Pufferfish's personality

I want to be Inspector Franz Heineken of the Tasmania Police Force, protagonist of David Owen's 1990s series and proud bearer of the nickname Pufferfish ("An ugly, poisonous scavenger known to bloat in times of distress," according to one description). OK, I want to be everything but the "ugly" part.
Pufferfish knows his boss is an oily, backstabbing careerist. Pufferfish recognizes that colleagues are vindictive and possibly bent. In X and Y, the third of the four books in the series, Pufferfish has been shot at and set up to take the fall for a drug bust gone wrong. But he's not bitter, and he's not haunted. John Rebus and Matt Scudder would sidle away from this guy at a bar. He's too psychologically healthy.
And that's what makes him such a standout protagonist. He works in a nest of vipers, but he's an amiable zoo guide, telling the reader about the snakes' habits, rather than worrying all the time about being swallowed up by them. His attitude of amusement leavens the contempt and anger enough to set him apart from the legions of police-procedural protagonists in similar situations.

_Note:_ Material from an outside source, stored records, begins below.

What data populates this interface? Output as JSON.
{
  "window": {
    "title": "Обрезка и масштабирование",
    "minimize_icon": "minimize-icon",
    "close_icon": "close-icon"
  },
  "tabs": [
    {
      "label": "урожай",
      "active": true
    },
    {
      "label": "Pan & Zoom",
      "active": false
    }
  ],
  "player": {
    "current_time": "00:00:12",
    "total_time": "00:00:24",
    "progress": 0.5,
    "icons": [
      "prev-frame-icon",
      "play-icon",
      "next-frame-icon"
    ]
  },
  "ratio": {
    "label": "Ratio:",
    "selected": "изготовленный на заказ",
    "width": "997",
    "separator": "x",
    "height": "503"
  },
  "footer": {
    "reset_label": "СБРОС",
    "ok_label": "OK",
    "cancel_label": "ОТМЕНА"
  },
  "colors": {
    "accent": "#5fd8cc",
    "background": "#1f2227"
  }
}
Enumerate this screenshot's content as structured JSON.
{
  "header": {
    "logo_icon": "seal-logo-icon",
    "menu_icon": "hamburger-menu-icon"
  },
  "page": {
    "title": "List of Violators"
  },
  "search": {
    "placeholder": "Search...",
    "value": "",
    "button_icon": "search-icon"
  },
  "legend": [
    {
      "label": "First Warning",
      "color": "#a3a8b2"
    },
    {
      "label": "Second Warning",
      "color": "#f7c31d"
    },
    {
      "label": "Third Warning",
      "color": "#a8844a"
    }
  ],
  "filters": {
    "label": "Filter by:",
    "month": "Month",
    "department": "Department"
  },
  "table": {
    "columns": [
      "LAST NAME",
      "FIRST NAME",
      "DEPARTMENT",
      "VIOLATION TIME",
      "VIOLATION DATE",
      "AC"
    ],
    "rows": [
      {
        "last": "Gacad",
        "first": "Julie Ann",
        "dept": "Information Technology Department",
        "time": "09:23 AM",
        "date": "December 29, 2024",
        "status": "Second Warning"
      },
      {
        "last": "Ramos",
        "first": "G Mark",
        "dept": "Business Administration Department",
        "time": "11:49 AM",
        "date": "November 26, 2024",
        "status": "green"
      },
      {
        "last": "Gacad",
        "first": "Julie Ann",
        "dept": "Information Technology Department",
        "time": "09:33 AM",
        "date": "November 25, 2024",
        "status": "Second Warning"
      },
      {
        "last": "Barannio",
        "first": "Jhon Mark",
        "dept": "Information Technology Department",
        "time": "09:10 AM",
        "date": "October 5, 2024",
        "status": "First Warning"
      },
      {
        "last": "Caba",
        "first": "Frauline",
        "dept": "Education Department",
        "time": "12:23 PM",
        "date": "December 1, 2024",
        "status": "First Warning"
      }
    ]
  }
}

At the same time, he can survive very well among the reptiles, and he's not afraid to tell his boss where to get off, only in language a good deal coarser than that.
And his sense of humor ... I've been reading Shane Maloney's Murray Whelan novels, and Maloney's a wild man compared to Owen when it comes to jokes. A Murray Whelan joke can stretch near a page in length, pushing the reader to the brink of impatience before whomping him or her with the payoff. A Pufferfish joke is more likely to be a wisecrack slipped gently into the dialogue.
Heineken, under police guard, trying to persuade his minder join him for a fishing trip: "Don't you eat fish and chips?"
Heineken, on a colleague who wishes him no good: Of all the eyes that look at me, it's Boston's that talk. They're flat, without light and they wish to hell that I were well and truly dead. A-ha. Well, well.
As a bonus, X and Y functions very nicely as a thriller, as a hunted-man story, and as a mystery. It's shame Owen did not take the series beyond the four novels.